The doctor also suggested the mother might be seeking medical care elsewhere to keep the boy in the “sick role.”
“There has been a long-standing concern for possible medical child abuse by many providers; however, as in the case, this type of abuse is insidious and hard to pinpoint,” a Dallas doctor wrote in a 2015 letter referenced in the CPS petition.
Stated another way, CPS did little or nothing when Crawford complained, but when a doctor did, caseworkers investigated and – lo and behold! – found evidence of serious child abuse by Bowen. Needless to say, if they’d done that earlier they’d have found much the same thing and Christopher would have been spared years of suffering.
But, as is so often the case with state child protective agencies, Dallas CPS isn’t done yet. It’s still treating Christopher’s father like a persona non grata.
More than three years later and even after Bowen’s arrest, Crawford is still fighting — this time trying to get Christopher out of foster care and home with him.
So, when Bowen was arrested, why wasn’t Christopher turned over to his father? Has anyone claimed Bowen is abusive or neglectful, unfit or incapable? No. He’s none of those things, but CPS still hasn’t allowed him to have custody of his son.

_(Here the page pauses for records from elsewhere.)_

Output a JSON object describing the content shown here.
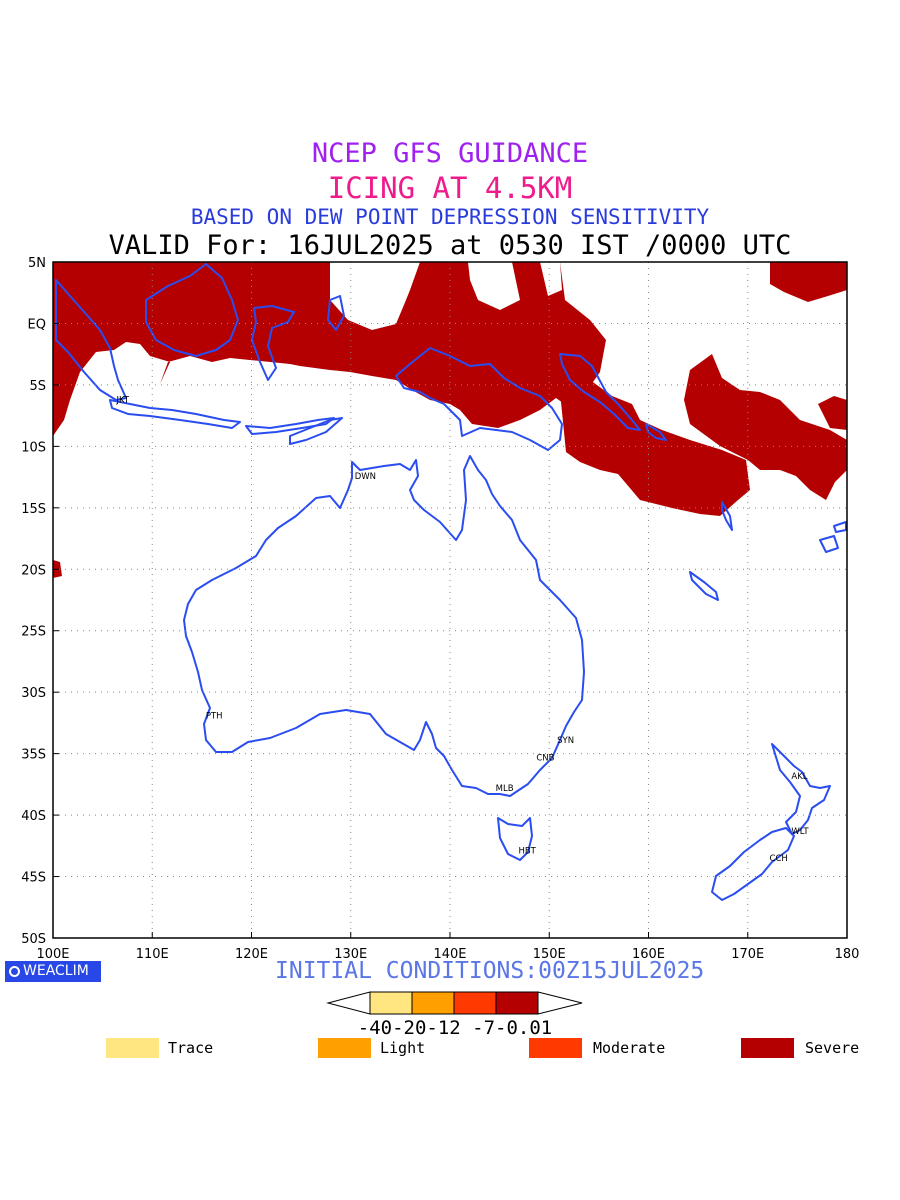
{
  "header": {
    "line1": "NCEP GFS GUIDANCE",
    "line2": "ICING AT 4.5KM",
    "line3": "BASED ON DEW POINT DEPRESSION SENSITIVITY",
    "line4": "VALID For: 16JUL2025 at 0530 IST /0000 UTC"
  },
  "map": {
    "lon_range": [
      100,
      180
    ],
    "lat_range": [
      -50,
      5
    ],
    "lon_ticks": [
      "100E",
      "110E",
      "120E",
      "130E",
      "140E",
      "150E",
      "160E",
      "170E",
      "180"
    ],
    "lat_ticks": [
      "5N",
      "EQ",
      "5S",
      "10S",
      "15S",
      "20S",
      "25S",
      "30S",
      "35S",
      "40S",
      "45S",
      "50S"
    ],
    "grid": true,
    "coastline_color": "#2a4df0",
    "icing_color": "#b40000",
    "cities": [
      {
        "label": "JKT",
        "lon": 106.8,
        "lat": -6.2
      },
      {
        "label": "DWN",
        "lon": 130.8,
        "lat": -12.4
      },
      {
        "label": "PTH",
        "lon": 115.8,
        "lat": -31.9
      },
      {
        "label": "SYN",
        "lon": 151.2,
        "lat": -33.9
      },
      {
        "label": "CNB",
        "lon": 149.1,
        "lat": -35.3
      },
      {
        "label": "MLB",
        "lon": 145.0,
        "lat": -37.8
      },
      {
        "label": "HBT",
        "lon": 147.3,
        "lat": -42.9
      },
      {
        "label": "AKL",
        "lon": 174.8,
        "lat": -36.8
      },
      {
        "label": "WLT",
        "lon": 174.8,
        "lat": -41.3
      },
      {
        "label": "CCH",
        "lon": 172.6,
        "lat": -43.5
      }
    ]
  },
  "footer": {
    "initial": "INITIAL CONDITIONS:00Z15JUL2025",
    "brand": "WEACLIM"
  },
  "colorbar": {
    "colors": [
      "#ffe680",
      "#ffa000",
      "#ff3a00",
      "#b40000"
    ],
    "ticks_label": "-40-20-12 -7-0.01"
  },
  "legend": [
    {
      "label": "Trace",
      "color": "#ffe680"
    },
    {
      "label": "Light",
      "color": "#ffa000"
    },
    {
      "label": "Moderate",
      "color": "#ff3a00"
    },
    {
      "label": "Severe",
      "color": "#b40000"
    }
  ]
}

He said CPS has expressed reservations about moving the boy out of foster care because Christopher doesn’t know his father very well. Never mind, Crawford points out, that Christopher doesn’t know his foster family well either.
“That’s taxpayer money. Why spend all that extra money when he has a father that has been there from day one, that’s been fighting for this?” Crawford said.
His workplace has since started a Gofundme page to help raise money for Crawford’s ongoing legal battle.
Yes, CPS created a fait accompli. First it refused to investigate Crawford’s well-founded suspicions of abuse. Then, when they were proven true, instead of handing the child to him, caseworkers placed Christopher with strangers. Having done so, they now resist Crawford’s parental claims by saying the boy doesn’t know him well enough. Gee, I wonder how that happened.
And of course Crawford’s right about CPS’s use of our tax dollars. Texas taxpayers wouldn’t have to pay Crawford a cent for caring for his own son, but they do pay his foster family.
It takes a village, you know. To medically abuse a small boy took more than the abuse by his mother. It also took the blind participation of at least two judges and several CPS caseworkers and managers to ensure that one kid spent the first seven years of his life seeing little but doctors’ offices, hospitals and operating rooms. And it took all of them to deny him the one person in the world who had his best interests at heart – his father, Ryan Crawford.